Having reviewed all the evidence of record, lay and medical, the Board finds that, from June 26, 2017, the date of claim for a TDIU, which was received more than one year after the Veteran medically retired in June 2011 (see 38 C.F.R. § 4.400), the Veteran has been unable to obtain or maintain substantially gainful employment as a result of service connected disabilities; specifically, lupus and the other service connected orthopedic disabilities. Per the Veteran’s testimony, various VA examination reports, and the SSA records, the Veteran medically retired from employment as a CNA in June 2011. The evidence reflects that the lupus and other orthopedic disability symptoms, pain in particular, prevented the Veteran from performing all her CNA responsibilities. Further, SSA specifically found that the Veteran’s previously job skills were not transferable to any other position, and the evidence of record indicates that the service-connected disability symptoms would prevent the Veteran from receiving appropriate vocational training. Even if the Veteran could receive the necessary training to obtain a new vocation, the evidence reflects that the lupus and orthopedic pain symptoms would prevent the Veteran from maintaining substantially gainful employment.

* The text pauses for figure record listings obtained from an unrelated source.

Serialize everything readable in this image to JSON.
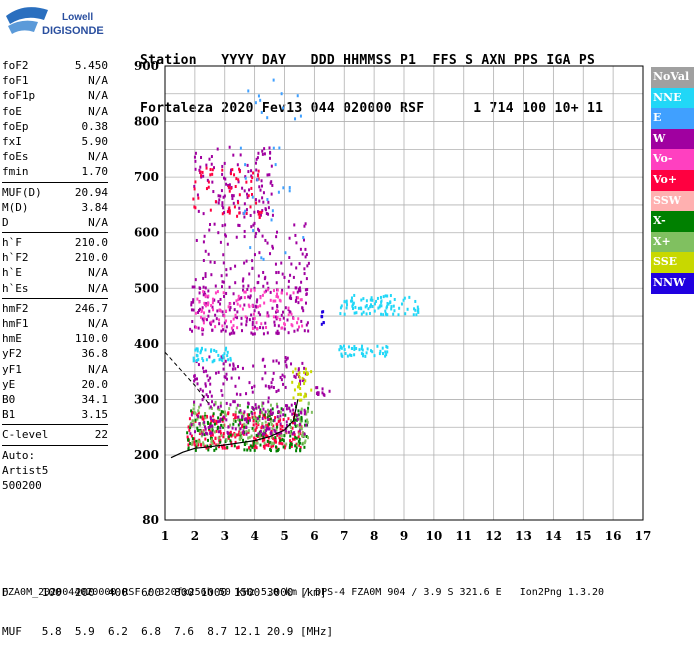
{
  "logo": {
    "line1": "Lowell",
    "line2": "DIGISONDE"
  },
  "header": {
    "line1": "Station   YYYY DAY   DDD HHMMSS P1  FFS S AXN PPS IGA PS",
    "line2": "Fortaleza 2020 Fev13 044 020000 RSF      1 714 100 10+ 11"
  },
  "params_group1": [
    {
      "name": "foF2",
      "value": "5.450"
    },
    {
      "name": "foF1",
      "value": "N/A"
    },
    {
      "name": "foF1p",
      "value": "N/A"
    },
    {
      "name": "foE",
      "value": "N/A"
    },
    {
      "name": "foEp",
      "value": "0.38"
    },
    {
      "name": "fxI",
      "value": "5.90"
    },
    {
      "name": "foEs",
      "value": "N/A"
    },
    {
      "name": "fmin",
      "value": "1.70"
    }
  ],
  "params_group2": [
    {
      "name": "MUF(D)",
      "value": "20.94"
    },
    {
      "name": "M(D)",
      "value": "3.84"
    },
    {
      "name": "D",
      "value": "N/A"
    }
  ],
  "params_group3": [
    {
      "name": "h`F",
      "value": "210.0"
    },
    {
      "name": "h`F2",
      "value": "210.0"
    },
    {
      "name": "h`E",
      "value": "N/A"
    },
    {
      "name": "h`Es",
      "value": "N/A"
    }
  ],
  "params_group4": [
    {
      "name": "hmF2",
      "value": "246.7"
    },
    {
      "name": "hmF1",
      "value": "N/A"
    },
    {
      "name": "hmE",
      "value": "110.0"
    },
    {
      "name": "yF2",
      "value": "36.8"
    },
    {
      "name": "yF1",
      "value": "N/A"
    },
    {
      "name": "yE",
      "value": "20.0"
    },
    {
      "name": "B0",
      "value": "34.1"
    },
    {
      "name": "B1",
      "value": "3.15"
    }
  ],
  "params_group5": [
    {
      "name": "C-level",
      "value": "22"
    }
  ],
  "auto_lines": [
    "Auto:",
    "Artist5",
    "500200"
  ],
  "dmuf": {
    "line1": "D     100  200  400  600  800 1000 1500 3000 [km]",
    "line2": "MUF   5.8  5.9  6.2  6.8  7.6  8.7 12.1 20.9 [MHz]"
  },
  "footer": "FZA0M_2020044020000.RSF / 320fx256h 50 kHz 5.0 km / DPS-4 FZA0M 904 / 3.9 S 321.6 E   Ion2Png 1.3.20",
  "legend": [
    {
      "label": "NoVal",
      "color": "#a0a0a0"
    },
    {
      "label": "NNE",
      "color": "#21d7f7"
    },
    {
      "label": "E",
      "color": "#40a0ff"
    },
    {
      "label": "W",
      "color": "#a000a0"
    },
    {
      "label": "Vo-",
      "color": "#ff40c0"
    },
    {
      "label": "Vo+",
      "color": "#ff0040"
    },
    {
      "label": "SSW",
      "color": "#ffb0b0"
    },
    {
      "label": "X-",
      "color": "#008000"
    },
    {
      "label": "X+",
      "color": "#80c060"
    },
    {
      "label": "SSE",
      "color": "#c8d800"
    },
    {
      "label": "NNW",
      "color": "#2000e0"
    }
  ],
  "chart_data": {
    "type": "scatter",
    "title": "",
    "xlabel": "",
    "ylabel": "",
    "xlim": [
      1,
      17
    ],
    "ylim": [
      80,
      900
    ],
    "x_ticks": [
      "1",
      "2",
      "3",
      "4",
      "5",
      "6",
      "7",
      "8",
      "9",
      "10",
      "11",
      "12",
      "13",
      "14",
      "15",
      "16",
      "17"
    ],
    "y_ticks": [
      "80",
      "200",
      "300",
      "400",
      "500",
      "600",
      "700",
      "800",
      "900"
    ],
    "grid": true,
    "legend_position": "right",
    "profile_curve": {
      "x": [
        1.2,
        1.6,
        2.0,
        2.5,
        3.0,
        3.5,
        4.0,
        4.5,
        5.0,
        5.3,
        5.45
      ],
      "y": [
        195,
        205,
        212,
        215,
        218,
        222,
        226,
        233,
        245,
        262,
        300
      ]
    },
    "dashed_extension": {
      "x": [
        1.0,
        1.5,
        2.0,
        2.5
      ],
      "y": [
        385,
        355,
        325,
        290
      ]
    },
    "trace_clusters": [
      {
        "series": "Vo+",
        "x": [
          1.7,
          5.6
        ],
        "y": [
          215,
          280
        ],
        "n": 260
      },
      {
        "series": "X-",
        "x": [
          1.7,
          5.8
        ],
        "y": [
          210,
          290
        ],
        "n": 170
      },
      {
        "series": "X+",
        "x": [
          1.8,
          5.9
        ],
        "y": [
          220,
          300
        ],
        "n": 150
      },
      {
        "series": "W",
        "x": [
          1.8,
          5.7
        ],
        "y": [
          240,
          380
        ],
        "n": 240
      },
      {
        "series": "W",
        "x": [
          1.8,
          5.8
        ],
        "y": [
          420,
          520
        ],
        "n": 200
      },
      {
        "series": "Vo-",
        "x": [
          2.0,
          5.6
        ],
        "y": [
          430,
          500
        ],
        "n": 110
      },
      {
        "series": "W",
        "x": [
          2.0,
          5.8
        ],
        "y": [
          520,
          620
        ],
        "n": 90
      },
      {
        "series": "W",
        "x": [
          1.9,
          4.6
        ],
        "y": [
          630,
          760
        ],
        "n": 120
      },
      {
        "series": "Vo+",
        "x": [
          1.9,
          4.2
        ],
        "y": [
          630,
          720
        ],
        "n": 60
      },
      {
        "series": "NNE",
        "x": [
          6.8,
          9.5
        ],
        "y": [
          455,
          490
        ],
        "n": 90
      },
      {
        "series": "NNE",
        "x": [
          6.8,
          8.5
        ],
        "y": [
          380,
          400
        ],
        "n": 45
      },
      {
        "series": "NNE",
        "x": [
          1.8,
          3.2
        ],
        "y": [
          370,
          395
        ],
        "n": 40
      },
      {
        "series": "NNW",
        "x": [
          6.2,
          6.3
        ],
        "y": [
          430,
          470
        ],
        "n": 8
      },
      {
        "series": "W",
        "x": [
          6.0,
          6.5
        ],
        "y": [
          310,
          325
        ],
        "n": 12
      },
      {
        "series": "SSE",
        "x": [
          5.2,
          5.9
        ],
        "y": [
          300,
          360
        ],
        "n": 30
      },
      {
        "series": "E",
        "x": [
          3.5,
          5.6
        ],
        "y": [
          550,
          880
        ],
        "n": 35
      }
    ]
  }
}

For the above reasons, and resolving reasonable doubt in favor of the Veteran, the Board finds that service-connected disabilities, specifically the Veteran’s lupus symptoms and pain related to the various service-connected orthopedic disabilities, prevent the Veteran from obtaining or maintaining substantially gainful employment. For these reasons, the Board finds that a TDIU is warranted from June 26, 2017, the date of claim for a TDIU. 38 C.F.R. §§ 3.340, 3.341, 4.16.
J. PARKER
Veterans Law Judge
Board of Veterans’ Appeals
Attorney for the Board E. Blowers, Counsel
The Board’s decision in this case is binding only with respect to the instant matter decided. This decision is not precedential and does not establish VA policies or interpretations of general applicability. 38 C.F.R. § 20.1303.